UB diketahui merupakan Kepala Kantor Pos Pagaralam, Sumatra Selatan. Ia sebelumnya dilaporkan RA atas dugaan kekerasan seksual pada 8 Desember 2025, dan ditetapkan sebagai tersangka pada 7 Februari 2026.
Berawal dari Laporan Balik
Pada 17 Januari 2026, UB melaporkan balik RA ke pihak kepolisian. Setelah dilakukan penyelidikan, polisi kemudian menetapkan RA sebagai tersangka pada 25 Maret 2026 atas dugaan pelanggaran Undang-Undang Informasi dan Transaksi Elektronik (ITE).
Penetapan status tersangka terhadap RA didasarkan pada laporan UB yang menuding RA mengakses telepon genggam miliknya tanpa izin, lalu mengambil serta menyebarkan sejumlah informasi dan foto dari perangkat tersebut.
Kasus ini pun berujung pada saling lapor antara kedua pihak.
"Berdasarkan hasil penyidikan yang telah dilakukan, didukung alat bukti serta keterangan saksi dan ahli, penyidik menyimpulkan bahwa unsur tindak pidana telah terpenuhi dan terhadap terlapor RA ditetapkan sebagai tersangka," ungkap Kasi Humas Polres Pagaralam Iptu Mansyur, Senin (6/4).

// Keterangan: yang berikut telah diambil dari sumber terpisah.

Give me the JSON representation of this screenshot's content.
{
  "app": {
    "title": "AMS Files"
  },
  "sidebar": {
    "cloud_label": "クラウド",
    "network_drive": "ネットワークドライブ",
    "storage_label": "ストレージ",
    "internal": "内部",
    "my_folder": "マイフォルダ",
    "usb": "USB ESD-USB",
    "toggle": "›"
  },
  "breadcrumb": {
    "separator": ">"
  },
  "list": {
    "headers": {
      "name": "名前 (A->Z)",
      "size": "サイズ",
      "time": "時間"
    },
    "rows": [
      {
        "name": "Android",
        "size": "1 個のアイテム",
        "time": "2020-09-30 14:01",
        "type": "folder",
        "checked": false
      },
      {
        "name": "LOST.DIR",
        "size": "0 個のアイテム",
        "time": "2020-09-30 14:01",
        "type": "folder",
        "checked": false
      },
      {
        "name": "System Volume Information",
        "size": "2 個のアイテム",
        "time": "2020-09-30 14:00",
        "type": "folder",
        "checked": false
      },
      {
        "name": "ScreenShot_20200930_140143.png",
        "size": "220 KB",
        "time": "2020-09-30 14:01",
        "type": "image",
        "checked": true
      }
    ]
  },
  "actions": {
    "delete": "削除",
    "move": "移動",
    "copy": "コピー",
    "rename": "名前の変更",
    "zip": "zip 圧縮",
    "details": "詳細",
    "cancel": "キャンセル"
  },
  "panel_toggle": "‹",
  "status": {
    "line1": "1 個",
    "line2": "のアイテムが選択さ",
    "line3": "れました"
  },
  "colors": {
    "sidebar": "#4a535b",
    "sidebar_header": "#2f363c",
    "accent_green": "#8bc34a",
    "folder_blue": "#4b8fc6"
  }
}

Diduga Akses Ponsel Tanpa Izin
Dalam laporannya, UB menyebut telah meninggalkan telepon genggam miliknya di meja pelayanan Kantor Pos KCP Pagaralam pada 23 Oktober 2025. Menurut polisi, RA diduga mengakses ponsel tersebut tanpa izin setelah mengetahui kata sandi dari teman UB.

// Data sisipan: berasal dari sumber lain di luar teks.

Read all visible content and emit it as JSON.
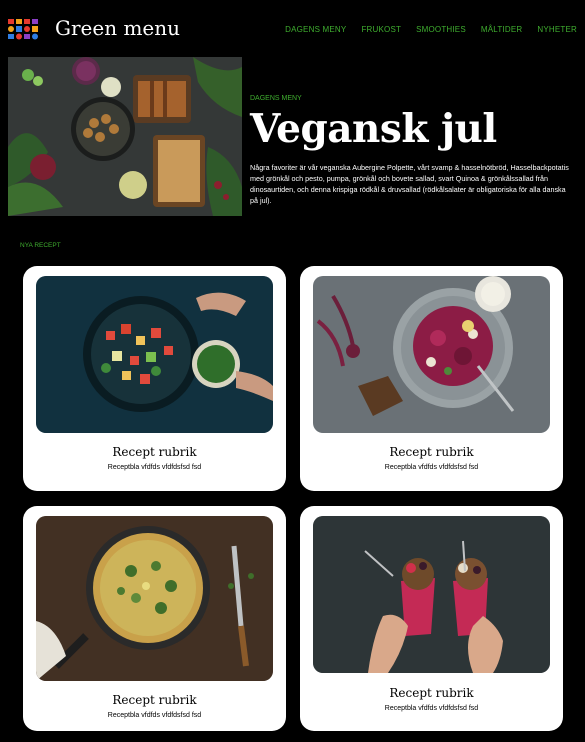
{
  "header": {
    "brand": "Green menu",
    "logo_icon": "colorful-grid-logo-icon",
    "nav": [
      "DAGENS MENY",
      "FRUKOST",
      "SMOOTHIES",
      "MÅLTIDER",
      "NYHETER"
    ]
  },
  "hero": {
    "kicker": "DAGENS MENY",
    "title": "Vegansk jul",
    "description": "Några favoriter är vår veganska Aubergine Polpette, vårt svamp & hasselnötbröd, Hasselbackpotatis med grönkål och pesto, pumpa, grönkål och bovete sallad, svart Quinoa & grönkålssallad från dinosaurtiden, och denna krispiga rödkål & druvsallad (rödkålsalater är obligatoriska för alla danska på jul)."
  },
  "section_label": "NYA RECEPT",
  "cards": [
    {
      "title": "Recept rubrik",
      "subtitle": "Receptbla vfdfds vfdfdsfsd fsd"
    },
    {
      "title": "Recept rubrik",
      "subtitle": "Receptbla vfdfds vfdfdsfsd fsd"
    },
    {
      "title": "Recept rubrik",
      "subtitle": "Receptbla vfdfds vfdfdsfsd fsd"
    },
    {
      "title": "Recept rubrik",
      "subtitle": "Receptbla vfdfds vfdfdsfsd fsd"
    }
  ],
  "colors": {
    "accent": "#3fae2f",
    "background": "#000000",
    "card": "#ffffff"
  }
}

RA disebut membuka galeri, lalu mendokumentasikan isi folder yang berisi foto pribadi dan mengirimkannya kepada pihak lain. Untuk mengusut kasus tersebut, penyidik melakukan pemeriksaan digital forensik melalui Laboratorium Forensik Polda Sumatra Selatan.

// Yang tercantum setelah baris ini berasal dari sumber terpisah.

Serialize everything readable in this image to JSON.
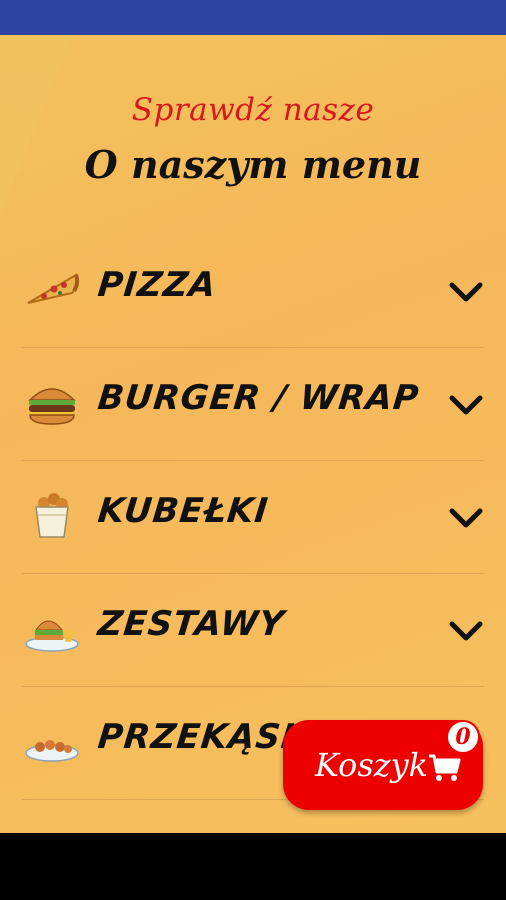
{
  "header": {
    "subtitle": "Sprawdź nasze",
    "title": "O naszym menu"
  },
  "menu": {
    "items": [
      {
        "label": "PIZZA",
        "icon": "pizza-icon"
      },
      {
        "label": "BURGER / WRAP",
        "icon": "burger-icon"
      },
      {
        "label": "KUBEŁKI",
        "icon": "bucket-icon"
      },
      {
        "label": "ZESTAWY",
        "icon": "combo-meal-icon"
      },
      {
        "label": "PRZEKĄSKI",
        "icon": "snacks-icon"
      }
    ]
  },
  "cart": {
    "label": "Koszyk",
    "count": "0",
    "icon": "cart-icon"
  },
  "colors": {
    "status_bar": "#2f43a0",
    "accent_red": "#e00000",
    "subtitle_red": "#d6191c",
    "background": "#f5b75a"
  }
}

Hasil pemeriksaan menemukan adanya bukti pengiriman foto dari galeri ponsel milik UB kepada pihak lain melalui perangkat milik saksi.
"Tersangka sudah kita lakukan penahanan dan berkasnya segera dilimpahkan ke kejaksaan," kata Mansyur.
Atas dugaan perbuatannya, RA dijerat Pasal 30 dan Pasal 46 UU ITE juncto Pasal 332 ayat (1) KUHP dengan ancaman hukuman 7 tahun penjara. Barang bukti yang disita berupa tiga unit telepon genggam serta hasil pemeriksaan laboratorium forensik.
UB Lebih Dulu Jadi Tersangka Pelecehan Seksual
Sebelumnya, polisi telah menetapkan UB sebagai tersangka dan menahannya atas dugaan pelecehan seksual terhadap bawahannya, RA. Penyidik menyatakan telah mengantongi alat bukti yang cukup untuk melanjutkan perkara tersebut ke pengadilan.
UB merupakan karyawan BUMN yang menjabat sebagai Kepala Kantor Pos Pagaralam, sementara korban merupakan mahasiswi magang sekaligus bawahannya. Kasus ini terungkap setelah korban melapor ke polisi pada 8 Desember 2025. Korban yang baru empat bulan bekerja disebut kerap menerima perlakuan tidak senonoh dari atasannya.
Perbuatan terakhir yang diduga dilakukan UB terjadi di bekas gudang Kantor Pos. Saat itu, korban melakukan perlawanan dan berhasil menyelamatkan diri. Pada hari yang sama, korban langsung mendatangi kantor polisi untuk membuat laporan.
Menindaklanjuti laporan tersebut, penyidik segera melakukan penyelidikan dengan menyita rekaman CCTV dan memeriksa tujuh orang saksi.
UB dijerat Pasal 414 ayat (1) huruf (b) KUHP dan/atau Pasal 6 huruf (a) Undang-Undang Nomor 12 Tahun 2022 tentang Tindak Pidana Kekerasan Seksual dengan ancaman hukuman di atas 9 tahun penjara.